Hıncal Uluç, başlıklı yazısında Hürriyet Gazetesi'ne kızdı...
Hürriyet'in başlığını görünce tepem attı.. "Oğlunu kapkaça kurban veren baba 'yılın öğretmeni.."
Yani bu kadar da duygusallık olur mu?.. Öğretmenlik dünyanın en kutsal mesleği.. Yılın hocasını seçerken, mesleki kutsallık içinde kalınması gerekmez mi?. Oğlu öldü diye birini seçmek, binlerce öğretmene haksızlık değil mi?.
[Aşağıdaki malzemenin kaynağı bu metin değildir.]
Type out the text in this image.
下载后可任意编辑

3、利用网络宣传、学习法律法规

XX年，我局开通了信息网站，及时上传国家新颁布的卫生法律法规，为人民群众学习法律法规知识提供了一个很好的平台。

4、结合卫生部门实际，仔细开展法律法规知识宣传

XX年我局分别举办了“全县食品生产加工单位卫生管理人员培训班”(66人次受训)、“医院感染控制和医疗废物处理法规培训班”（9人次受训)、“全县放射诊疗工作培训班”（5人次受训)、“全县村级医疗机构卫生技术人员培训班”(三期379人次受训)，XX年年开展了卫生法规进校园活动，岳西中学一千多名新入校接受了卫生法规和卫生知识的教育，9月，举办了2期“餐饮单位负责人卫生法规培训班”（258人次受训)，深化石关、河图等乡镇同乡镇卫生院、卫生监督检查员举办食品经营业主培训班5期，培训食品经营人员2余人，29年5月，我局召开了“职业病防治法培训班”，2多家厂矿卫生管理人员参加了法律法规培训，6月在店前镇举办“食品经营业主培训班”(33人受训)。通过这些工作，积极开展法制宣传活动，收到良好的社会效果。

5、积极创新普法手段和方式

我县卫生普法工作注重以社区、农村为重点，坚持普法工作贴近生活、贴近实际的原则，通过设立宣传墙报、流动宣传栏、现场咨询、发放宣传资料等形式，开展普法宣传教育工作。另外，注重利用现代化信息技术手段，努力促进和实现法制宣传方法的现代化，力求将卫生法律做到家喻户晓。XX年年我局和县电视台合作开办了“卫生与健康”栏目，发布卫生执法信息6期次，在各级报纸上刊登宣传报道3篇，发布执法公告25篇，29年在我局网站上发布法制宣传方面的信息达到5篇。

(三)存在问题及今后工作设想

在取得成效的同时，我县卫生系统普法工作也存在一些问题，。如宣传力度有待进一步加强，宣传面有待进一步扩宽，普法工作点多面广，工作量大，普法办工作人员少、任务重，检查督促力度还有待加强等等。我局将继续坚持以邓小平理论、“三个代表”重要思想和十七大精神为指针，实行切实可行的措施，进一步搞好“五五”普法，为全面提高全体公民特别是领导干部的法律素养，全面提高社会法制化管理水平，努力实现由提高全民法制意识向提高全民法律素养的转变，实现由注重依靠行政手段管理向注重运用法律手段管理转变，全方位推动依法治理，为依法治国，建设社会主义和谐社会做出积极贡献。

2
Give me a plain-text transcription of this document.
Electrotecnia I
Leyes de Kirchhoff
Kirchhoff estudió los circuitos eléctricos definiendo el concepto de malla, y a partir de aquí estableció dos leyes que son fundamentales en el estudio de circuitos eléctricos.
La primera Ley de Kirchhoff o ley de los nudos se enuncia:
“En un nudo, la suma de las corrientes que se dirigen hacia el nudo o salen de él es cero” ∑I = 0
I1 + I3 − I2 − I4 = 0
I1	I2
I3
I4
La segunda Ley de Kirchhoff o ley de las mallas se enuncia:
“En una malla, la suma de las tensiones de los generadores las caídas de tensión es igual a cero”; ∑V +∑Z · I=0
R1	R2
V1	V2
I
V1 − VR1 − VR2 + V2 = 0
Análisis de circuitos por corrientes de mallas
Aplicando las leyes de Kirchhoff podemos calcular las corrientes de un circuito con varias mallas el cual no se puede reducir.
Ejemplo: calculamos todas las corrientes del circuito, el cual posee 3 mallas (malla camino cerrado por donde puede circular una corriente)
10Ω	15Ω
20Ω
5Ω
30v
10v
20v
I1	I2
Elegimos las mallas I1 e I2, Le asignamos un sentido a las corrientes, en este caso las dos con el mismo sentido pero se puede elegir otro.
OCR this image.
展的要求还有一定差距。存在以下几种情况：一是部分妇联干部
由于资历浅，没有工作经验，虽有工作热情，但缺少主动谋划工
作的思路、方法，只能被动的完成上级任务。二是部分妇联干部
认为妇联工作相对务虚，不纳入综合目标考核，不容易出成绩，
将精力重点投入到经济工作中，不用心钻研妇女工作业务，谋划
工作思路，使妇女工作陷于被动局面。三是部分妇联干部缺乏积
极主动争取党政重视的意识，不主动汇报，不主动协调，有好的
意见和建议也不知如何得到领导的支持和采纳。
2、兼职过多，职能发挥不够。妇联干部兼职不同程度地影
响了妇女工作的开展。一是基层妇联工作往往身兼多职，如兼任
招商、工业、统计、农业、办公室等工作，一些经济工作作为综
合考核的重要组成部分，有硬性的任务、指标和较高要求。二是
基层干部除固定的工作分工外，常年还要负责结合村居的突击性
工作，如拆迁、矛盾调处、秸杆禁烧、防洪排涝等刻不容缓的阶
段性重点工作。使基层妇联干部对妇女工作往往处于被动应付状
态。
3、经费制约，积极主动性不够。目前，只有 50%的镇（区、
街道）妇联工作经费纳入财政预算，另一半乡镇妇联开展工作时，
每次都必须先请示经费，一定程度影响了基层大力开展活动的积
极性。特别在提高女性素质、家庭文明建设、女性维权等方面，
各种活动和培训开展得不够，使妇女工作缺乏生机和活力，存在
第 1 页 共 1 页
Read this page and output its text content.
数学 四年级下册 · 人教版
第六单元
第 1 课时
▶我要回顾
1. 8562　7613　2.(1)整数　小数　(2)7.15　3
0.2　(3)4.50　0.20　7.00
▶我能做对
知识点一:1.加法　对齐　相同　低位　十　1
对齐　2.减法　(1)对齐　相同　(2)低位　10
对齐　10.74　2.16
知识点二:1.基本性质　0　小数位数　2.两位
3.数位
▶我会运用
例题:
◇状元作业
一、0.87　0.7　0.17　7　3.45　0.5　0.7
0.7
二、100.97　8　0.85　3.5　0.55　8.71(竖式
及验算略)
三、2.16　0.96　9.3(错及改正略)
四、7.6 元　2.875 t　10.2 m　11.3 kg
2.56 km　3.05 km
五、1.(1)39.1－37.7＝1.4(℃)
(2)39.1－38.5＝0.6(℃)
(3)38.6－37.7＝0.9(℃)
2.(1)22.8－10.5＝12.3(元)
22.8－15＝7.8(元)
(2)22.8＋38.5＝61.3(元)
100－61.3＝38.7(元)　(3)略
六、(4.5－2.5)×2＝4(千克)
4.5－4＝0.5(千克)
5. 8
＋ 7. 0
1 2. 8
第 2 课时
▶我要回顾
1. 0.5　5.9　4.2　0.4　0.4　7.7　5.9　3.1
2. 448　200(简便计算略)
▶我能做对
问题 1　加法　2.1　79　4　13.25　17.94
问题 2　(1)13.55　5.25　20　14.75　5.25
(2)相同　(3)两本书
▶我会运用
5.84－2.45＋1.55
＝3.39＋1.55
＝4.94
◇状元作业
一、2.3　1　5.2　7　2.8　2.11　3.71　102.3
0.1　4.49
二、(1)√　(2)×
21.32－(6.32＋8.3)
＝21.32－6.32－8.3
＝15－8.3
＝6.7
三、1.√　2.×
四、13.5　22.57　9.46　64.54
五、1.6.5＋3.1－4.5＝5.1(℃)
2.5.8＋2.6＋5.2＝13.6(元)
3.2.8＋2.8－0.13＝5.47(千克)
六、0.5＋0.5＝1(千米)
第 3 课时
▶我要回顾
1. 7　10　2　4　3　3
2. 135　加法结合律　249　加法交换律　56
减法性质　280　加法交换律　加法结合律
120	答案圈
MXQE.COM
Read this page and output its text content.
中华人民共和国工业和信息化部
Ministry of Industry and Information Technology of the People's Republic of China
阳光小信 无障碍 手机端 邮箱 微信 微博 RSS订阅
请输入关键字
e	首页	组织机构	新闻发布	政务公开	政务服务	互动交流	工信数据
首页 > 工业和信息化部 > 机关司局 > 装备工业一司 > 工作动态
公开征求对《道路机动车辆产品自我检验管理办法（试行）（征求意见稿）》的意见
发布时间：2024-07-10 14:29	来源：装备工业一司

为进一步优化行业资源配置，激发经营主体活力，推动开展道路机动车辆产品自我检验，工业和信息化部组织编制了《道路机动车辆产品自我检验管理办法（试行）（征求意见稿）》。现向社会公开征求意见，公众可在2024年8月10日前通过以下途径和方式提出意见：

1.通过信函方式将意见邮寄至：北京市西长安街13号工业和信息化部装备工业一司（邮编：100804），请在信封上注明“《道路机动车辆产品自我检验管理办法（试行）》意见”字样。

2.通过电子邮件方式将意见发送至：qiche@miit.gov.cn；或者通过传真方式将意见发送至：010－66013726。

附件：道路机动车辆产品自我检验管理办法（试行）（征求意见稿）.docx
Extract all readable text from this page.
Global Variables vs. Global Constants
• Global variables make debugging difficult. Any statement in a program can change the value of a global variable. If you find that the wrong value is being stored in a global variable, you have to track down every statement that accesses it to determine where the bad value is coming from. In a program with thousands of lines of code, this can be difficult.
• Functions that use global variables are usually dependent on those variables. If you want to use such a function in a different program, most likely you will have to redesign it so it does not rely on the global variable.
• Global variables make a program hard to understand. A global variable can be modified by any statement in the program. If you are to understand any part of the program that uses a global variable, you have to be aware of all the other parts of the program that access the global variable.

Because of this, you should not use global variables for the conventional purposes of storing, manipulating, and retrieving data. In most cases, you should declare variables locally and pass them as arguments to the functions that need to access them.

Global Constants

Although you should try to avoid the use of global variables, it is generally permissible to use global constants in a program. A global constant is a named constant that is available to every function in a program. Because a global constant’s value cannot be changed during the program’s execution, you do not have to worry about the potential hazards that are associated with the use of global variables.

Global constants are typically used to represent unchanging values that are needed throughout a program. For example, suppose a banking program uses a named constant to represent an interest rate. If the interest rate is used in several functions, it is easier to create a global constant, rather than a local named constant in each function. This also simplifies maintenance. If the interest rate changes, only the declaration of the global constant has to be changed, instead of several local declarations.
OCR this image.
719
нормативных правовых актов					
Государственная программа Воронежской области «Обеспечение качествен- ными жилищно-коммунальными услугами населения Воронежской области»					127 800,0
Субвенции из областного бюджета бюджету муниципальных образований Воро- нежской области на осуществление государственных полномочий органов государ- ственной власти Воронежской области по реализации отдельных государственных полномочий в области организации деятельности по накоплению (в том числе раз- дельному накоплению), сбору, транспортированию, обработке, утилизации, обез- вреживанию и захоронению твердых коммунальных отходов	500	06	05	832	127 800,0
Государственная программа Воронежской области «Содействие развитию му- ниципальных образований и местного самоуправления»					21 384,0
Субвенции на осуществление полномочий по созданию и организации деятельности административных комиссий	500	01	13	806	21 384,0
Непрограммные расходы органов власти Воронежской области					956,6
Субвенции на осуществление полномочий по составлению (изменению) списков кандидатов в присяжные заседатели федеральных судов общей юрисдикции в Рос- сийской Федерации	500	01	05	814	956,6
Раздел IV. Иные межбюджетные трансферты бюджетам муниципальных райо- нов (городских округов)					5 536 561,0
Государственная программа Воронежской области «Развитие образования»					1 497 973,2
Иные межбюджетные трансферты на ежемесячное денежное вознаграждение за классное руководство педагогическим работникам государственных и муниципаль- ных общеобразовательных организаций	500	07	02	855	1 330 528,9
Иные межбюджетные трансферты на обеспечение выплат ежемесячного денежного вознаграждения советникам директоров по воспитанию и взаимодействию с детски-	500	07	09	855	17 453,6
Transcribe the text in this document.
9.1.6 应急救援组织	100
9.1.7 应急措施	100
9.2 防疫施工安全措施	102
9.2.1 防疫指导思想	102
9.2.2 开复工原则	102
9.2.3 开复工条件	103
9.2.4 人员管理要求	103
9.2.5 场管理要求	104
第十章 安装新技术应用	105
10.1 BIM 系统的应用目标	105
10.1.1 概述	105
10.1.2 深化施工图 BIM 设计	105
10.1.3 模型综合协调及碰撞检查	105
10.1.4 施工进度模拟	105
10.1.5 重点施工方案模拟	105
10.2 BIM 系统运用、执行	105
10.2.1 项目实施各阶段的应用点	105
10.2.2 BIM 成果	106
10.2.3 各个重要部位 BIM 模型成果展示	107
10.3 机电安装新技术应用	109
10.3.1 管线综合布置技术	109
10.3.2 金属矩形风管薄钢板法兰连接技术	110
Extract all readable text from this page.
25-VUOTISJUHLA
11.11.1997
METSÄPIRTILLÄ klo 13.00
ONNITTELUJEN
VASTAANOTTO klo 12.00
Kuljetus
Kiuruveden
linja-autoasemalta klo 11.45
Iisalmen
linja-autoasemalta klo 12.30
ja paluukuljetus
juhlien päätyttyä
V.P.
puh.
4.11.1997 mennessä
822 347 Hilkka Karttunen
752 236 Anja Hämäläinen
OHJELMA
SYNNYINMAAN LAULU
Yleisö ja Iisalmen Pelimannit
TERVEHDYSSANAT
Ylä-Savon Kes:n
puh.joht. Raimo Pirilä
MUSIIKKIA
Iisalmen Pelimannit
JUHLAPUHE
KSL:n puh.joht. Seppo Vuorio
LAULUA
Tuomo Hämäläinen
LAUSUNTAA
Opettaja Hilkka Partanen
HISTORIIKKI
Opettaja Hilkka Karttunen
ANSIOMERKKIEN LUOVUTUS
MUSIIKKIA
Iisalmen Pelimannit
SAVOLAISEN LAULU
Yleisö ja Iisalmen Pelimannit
Delikanlının kapkaç sırasında ölmesine hepimiz üzüldük, ama bu başka iş.. İstanbul Milli Eğitim Müdürlüğü'nün "Yılın Öğretmeni" için kıstasları başka olmalı değil mi?.. Sayfayı çevirmeye hazırlanırken, şeytan dürttü sanki.. "Habere bir göz atayım" dedim içimden ve baktım.. İyi ki bakmışım.. Haberi okuyunca görüyorsunuz ki, Milli Eğitim Müdürlüğü gerçekten harika bir seçim yapmış.. Bundan iyisi olamazdı..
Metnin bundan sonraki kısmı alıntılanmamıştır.